I could be an objective outsider that was a helpful voice… being the bridge between the communities and the academic institution. And once they trusted me, I could be a really good bridge for them. And I could also be a really safe advocate at the institution. (WW)

“Transparency” was another common factor identified as contributing to being “really connected” and demonstrating trustworthiness as illustrated by the following quote, “ you have to really, really be honest and forthcoming with information, treat everybody with respect,… give them enough information to make their own decision and respect that and then people will accept you.” (WW)

The theme of “humility” frequently emerged during the interviews. Many of the investigators reported demonstrating humility as contributing to being “really connected” to the study population. Moreover, humility facilitated learning from the minority community and understanding external influences on the decision to participate in research. Namely, “…I try to bring an attitude of humility and that I’m going to be learning, and that helps me build that relationship.” (WW)

I think what has worked in my favor has been just more of a humbling of understanding what people, the stress that people are encountering and the struggles and the decisions that they make about being in, engaging in research. (AW)

Finally, the necessity for training investigators, regardless of racial or ethnic background, to respectfully work with minority communities emerged as an important thread of discussion during the interviews. Study participants called for extensive training of research staff, including principal investigators in human relations as part of standard operating procedures. The two illustrative comments below underscore pertinent aspects of training, including awareness of power relations and comfort level: “…and I need to be comfortable with issues related to power and control, the history of the institutional role in the community.” (WM)

…you have to be able to connect on a human basis with people whom you are working with in that close range in the community, in their homes…Yes, they’re in charge so you have to fall-in and be part of them. (AAW)

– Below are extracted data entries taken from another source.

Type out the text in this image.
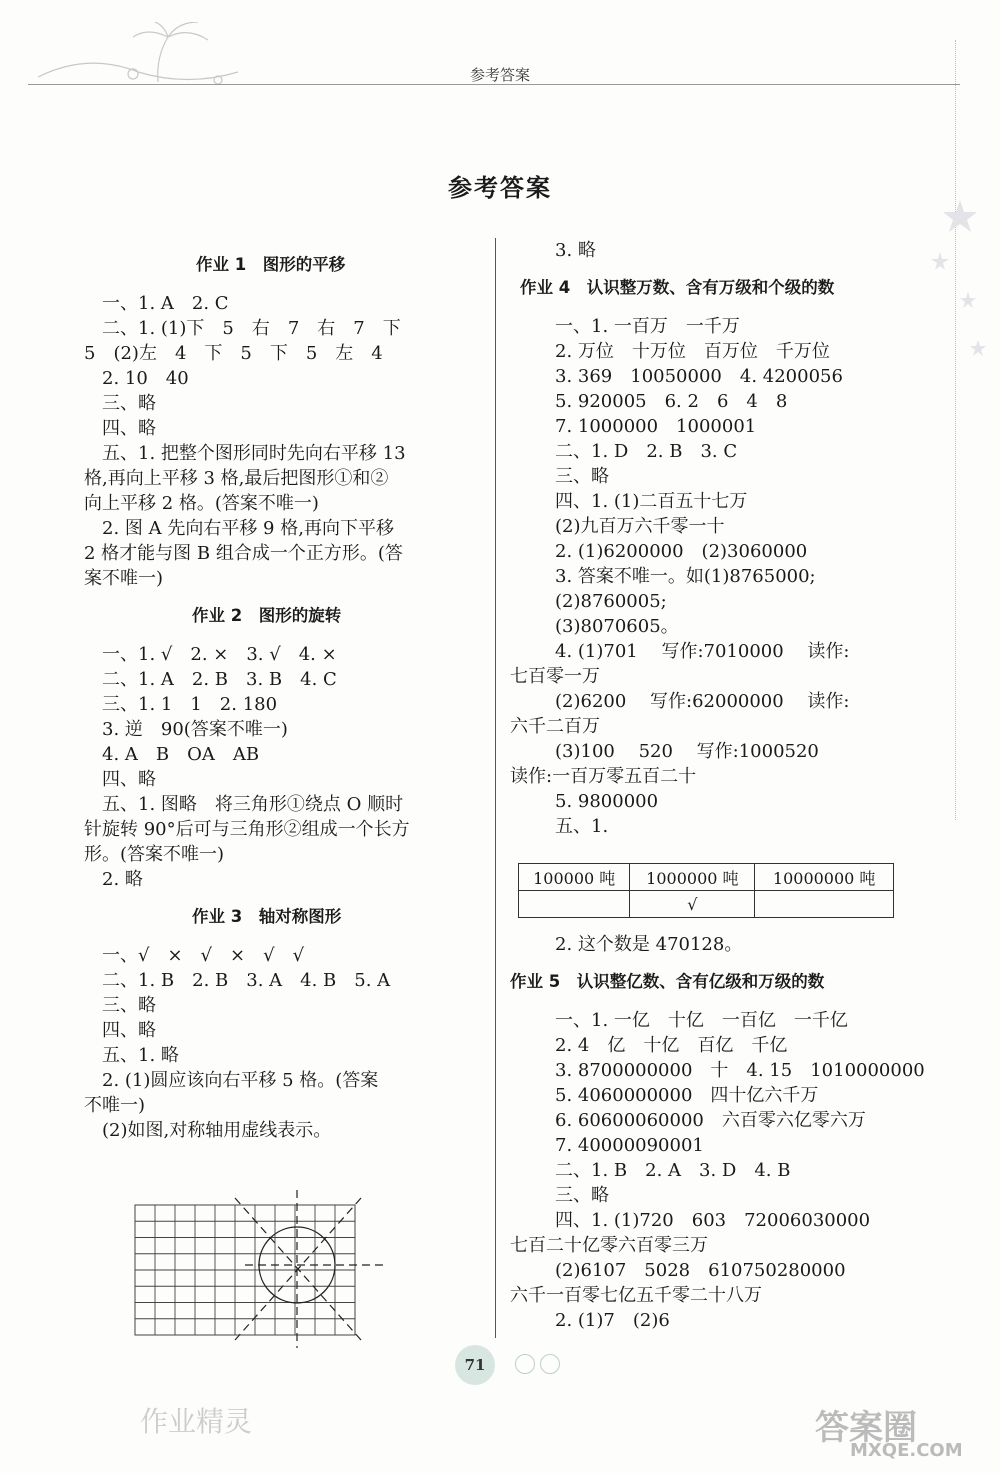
参考答案
参考答案
作业 1　图形的平移
一、1. A　2. C
二、1. (1)下　5　右　7　右　7　下
5　(2)左　4　下　5　下　5　左　4
2. 10　40
三、略
四、略
五、1. 把整个图形同时先向右平移 13
格,再向上平移 3 格,最后把图形①和②
向上平移 2 格。(答案不唯一)
2. 图 A 先向右平移 9 格,再向下平移
2 格才能与图 B 组合成一个正方形。(答
案不唯一)
作业 2　图形的旋转
一、1. √　2. ×　3. √　4. ×
二、1. A　2. B　3. B　4. C
三、1. 1　1　2. 180
3. 逆　90(答案不唯一)
4. A　B　OA　AB
四、略
五、1. 图略　将三角形①绕点 O 顺时
针旋转 90°后可与三角形②组成一个长方
形。(答案不唯一)
2. 略
作业 3　轴对称图形
一、√　×　√　×　√　√
二、1. B　2. B　3. A　4. B　5. A
三、略
四、略
五、1. 略
2. (1)圆应该向右平移 5 格。(答案
不唯一)
(2)如图,对称轴用虚线表示。
3. 略
作业 4　认识整万数、含有万级和个级的数
一、1. 一百万　一千万
2. 万位　十万位　百万位　千万位
3. 369　10050000　4. 4200056
5. 920005　6. 2　6　4　8
7. 1000000　1000001
二、1. D　2. B　3. C
三、略
四、1. (1)二百五十七万
(2)九百万六千零一十
2. (1)6200000　(2)3060000
3. 答案不唯一。如(1)8765000;
(2)8760005;
(3)8070605。
4. (1)701　 写作:7010000　 读作:
七百零一万
(2)6200　 写作:62000000　 读作:
六千二百万
(3)100　 520　 写作:1000520
读作:一百万零五百二十
5. 9800000
五、1.
100000 吨	1000000 吨	10000000 吨
	√	
2. 这个数是 470128。
作业 5　认识整亿数、含有亿级和万级的数
一、1. 一亿　十亿　一百亿　一千亿
2. 4　亿　十亿　百亿　千亿
3. 8700000000　十　4. 15　1010000000
5. 4060000000　四十亿六千万
6. 60600060000　六百零六亿零六万
7. 40000090001
二、1. B　2. A　3. D　4. B
三、略
四、1. (1)720　603　72006030000
七百二十亿零六百零三万
(2)6107　5028　610750280000
六千一百零七亿五千零二十八万
2. (1)7　(2)6
71
作业精灵	答案圈
MXQE.COM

Above all, during all facets of the interview when discussing effective strategies for relationship building, we found no difference in the mechanisms utilized between non-White and White researchers.

Self-Reflection

The final major theme to emerge in the analysis was the concept of self-reflection. Self-reflection was defined from two perspectives: 1) motivation for doing “good work” and 2) the lived experience. Notwithstanding, self-reflection represented a deeper level of awareness that not only facilitated authentic relationships with minority communities, but ultimately provided evaluation of the research process. The following comments epitomize the perspective of doing “good work” – that is, honestly evaluating their work especially with regard to the community’s goals: “…there needs to be some self-reflection, there needs to be some dialogue with others, there needs to be what I call self-clearance to figure out what I’m doing correctly, what I’m not doing correctly.” (BRW)

I think they might say that he at least tries to do his best to represent us and to do his work with integrity and try to genuinely benefit the community and to address the health issues and the social issues that we have here. (AAM)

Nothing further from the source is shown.